Miss Letty thought it best to adhere as closely as possible to the third man’s tale. She avowed unblushingly that the highwayman who had fought the duel was of medium height, had brown hair, and was nothing out of the ordinary in appearance. When asked if he was not, as the coachman said, a man of polished address, she seemed uncertain. She would hardly say he had polish, but she admitted he had something of the air of a gentleman. Yes, he had kissed her hand, certainly, but to her mind that was little better than an insult considering he had previously nicked her pearls from her. ‘Whoever it was,’ she announced, ‘he rescued me from a monster, and I am very grateful to him.’
Faced with the question of abduction, the questioners shook dubious heads. That was a criminal offence, but murder on the King’s Highway –.

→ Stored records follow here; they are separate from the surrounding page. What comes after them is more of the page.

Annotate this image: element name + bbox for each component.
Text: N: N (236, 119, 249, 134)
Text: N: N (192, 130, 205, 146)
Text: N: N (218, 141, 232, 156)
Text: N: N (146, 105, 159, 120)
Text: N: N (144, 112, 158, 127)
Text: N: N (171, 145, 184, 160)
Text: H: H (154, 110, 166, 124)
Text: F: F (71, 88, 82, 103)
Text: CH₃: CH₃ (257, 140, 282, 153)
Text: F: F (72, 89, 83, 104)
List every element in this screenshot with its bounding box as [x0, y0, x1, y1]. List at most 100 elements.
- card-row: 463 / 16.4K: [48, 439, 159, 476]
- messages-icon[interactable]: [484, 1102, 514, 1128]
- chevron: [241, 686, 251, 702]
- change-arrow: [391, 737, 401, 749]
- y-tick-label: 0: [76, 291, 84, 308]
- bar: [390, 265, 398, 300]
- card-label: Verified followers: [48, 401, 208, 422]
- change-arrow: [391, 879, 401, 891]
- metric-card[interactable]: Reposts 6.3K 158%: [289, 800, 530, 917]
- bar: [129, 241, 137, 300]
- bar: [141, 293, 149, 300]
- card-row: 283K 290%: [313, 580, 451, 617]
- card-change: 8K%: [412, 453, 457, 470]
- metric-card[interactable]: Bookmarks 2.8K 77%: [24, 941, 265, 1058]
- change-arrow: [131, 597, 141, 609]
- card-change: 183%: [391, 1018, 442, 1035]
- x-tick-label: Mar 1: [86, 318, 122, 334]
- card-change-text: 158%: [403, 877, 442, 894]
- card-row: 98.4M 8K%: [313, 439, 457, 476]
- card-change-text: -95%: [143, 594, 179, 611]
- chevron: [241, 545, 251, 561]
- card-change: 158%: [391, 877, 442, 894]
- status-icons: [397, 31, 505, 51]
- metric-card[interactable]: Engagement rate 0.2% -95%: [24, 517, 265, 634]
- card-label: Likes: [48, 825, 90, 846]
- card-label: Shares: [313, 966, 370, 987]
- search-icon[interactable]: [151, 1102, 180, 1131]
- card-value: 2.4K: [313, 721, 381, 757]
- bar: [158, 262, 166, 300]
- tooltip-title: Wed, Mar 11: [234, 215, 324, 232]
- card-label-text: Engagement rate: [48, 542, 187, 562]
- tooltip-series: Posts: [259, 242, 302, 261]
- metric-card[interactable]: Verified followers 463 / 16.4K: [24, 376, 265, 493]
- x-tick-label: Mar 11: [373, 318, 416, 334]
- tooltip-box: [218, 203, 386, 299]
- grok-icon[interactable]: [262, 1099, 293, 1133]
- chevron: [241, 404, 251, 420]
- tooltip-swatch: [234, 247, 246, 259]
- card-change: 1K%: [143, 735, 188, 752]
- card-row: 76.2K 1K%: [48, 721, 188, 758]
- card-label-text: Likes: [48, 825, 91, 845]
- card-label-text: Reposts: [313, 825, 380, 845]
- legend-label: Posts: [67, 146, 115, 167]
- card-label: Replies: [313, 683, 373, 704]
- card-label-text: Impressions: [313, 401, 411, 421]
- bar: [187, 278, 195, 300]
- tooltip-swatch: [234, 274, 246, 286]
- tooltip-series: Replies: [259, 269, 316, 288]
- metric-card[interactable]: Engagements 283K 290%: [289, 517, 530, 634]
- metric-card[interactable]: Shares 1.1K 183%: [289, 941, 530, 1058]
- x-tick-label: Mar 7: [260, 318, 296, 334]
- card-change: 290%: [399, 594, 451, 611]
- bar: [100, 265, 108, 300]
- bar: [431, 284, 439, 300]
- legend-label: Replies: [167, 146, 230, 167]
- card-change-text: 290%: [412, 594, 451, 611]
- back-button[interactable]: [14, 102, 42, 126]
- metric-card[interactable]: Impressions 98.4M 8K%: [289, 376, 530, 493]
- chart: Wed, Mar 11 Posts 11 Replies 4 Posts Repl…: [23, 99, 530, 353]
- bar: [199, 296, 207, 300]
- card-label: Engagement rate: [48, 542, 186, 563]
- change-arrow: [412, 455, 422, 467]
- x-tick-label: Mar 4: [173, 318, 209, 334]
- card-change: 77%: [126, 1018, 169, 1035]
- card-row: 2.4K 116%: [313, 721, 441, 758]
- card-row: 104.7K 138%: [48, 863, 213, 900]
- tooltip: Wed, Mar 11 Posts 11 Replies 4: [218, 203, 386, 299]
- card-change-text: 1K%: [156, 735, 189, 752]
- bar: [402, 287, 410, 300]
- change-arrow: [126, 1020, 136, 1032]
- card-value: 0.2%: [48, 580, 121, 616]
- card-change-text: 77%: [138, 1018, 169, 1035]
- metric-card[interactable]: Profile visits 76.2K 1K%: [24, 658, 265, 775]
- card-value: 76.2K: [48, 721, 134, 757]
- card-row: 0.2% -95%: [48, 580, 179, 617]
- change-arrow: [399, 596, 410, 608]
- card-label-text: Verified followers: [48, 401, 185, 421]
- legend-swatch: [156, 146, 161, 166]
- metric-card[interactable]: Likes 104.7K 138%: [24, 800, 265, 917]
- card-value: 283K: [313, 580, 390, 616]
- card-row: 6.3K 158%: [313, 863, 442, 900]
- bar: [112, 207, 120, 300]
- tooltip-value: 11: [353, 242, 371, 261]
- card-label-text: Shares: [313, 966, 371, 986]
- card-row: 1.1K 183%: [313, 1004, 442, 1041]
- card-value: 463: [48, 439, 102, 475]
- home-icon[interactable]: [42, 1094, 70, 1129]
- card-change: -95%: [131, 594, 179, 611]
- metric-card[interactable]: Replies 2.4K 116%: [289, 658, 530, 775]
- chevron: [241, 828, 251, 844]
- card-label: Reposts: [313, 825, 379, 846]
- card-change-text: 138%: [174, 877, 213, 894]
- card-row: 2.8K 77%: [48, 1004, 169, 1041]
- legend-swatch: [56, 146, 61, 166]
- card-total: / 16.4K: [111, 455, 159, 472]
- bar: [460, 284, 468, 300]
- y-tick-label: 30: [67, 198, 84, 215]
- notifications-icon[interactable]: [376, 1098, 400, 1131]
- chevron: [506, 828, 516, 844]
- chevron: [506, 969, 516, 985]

Miss Letty broke in hotly with a flat disclaimer. She turned to the coachman and demanded whether it was not a fair duel. Perceiving that his late master was in danger of being convicted – if you could convict a dead man, of which ticklish point he was not certain – of abduction, the coachman bestowed some of his support on the other side. Decidedly it had been a fair fight, so far as he was able to judge.
The affair was, in fact, a strange mystery, but the officers of the Law hoped to unravel it.
Sir Humphrey shook his head gravely when he found himself alone with his daughter, and said only that they were not likely to hear the end of this for many a long day.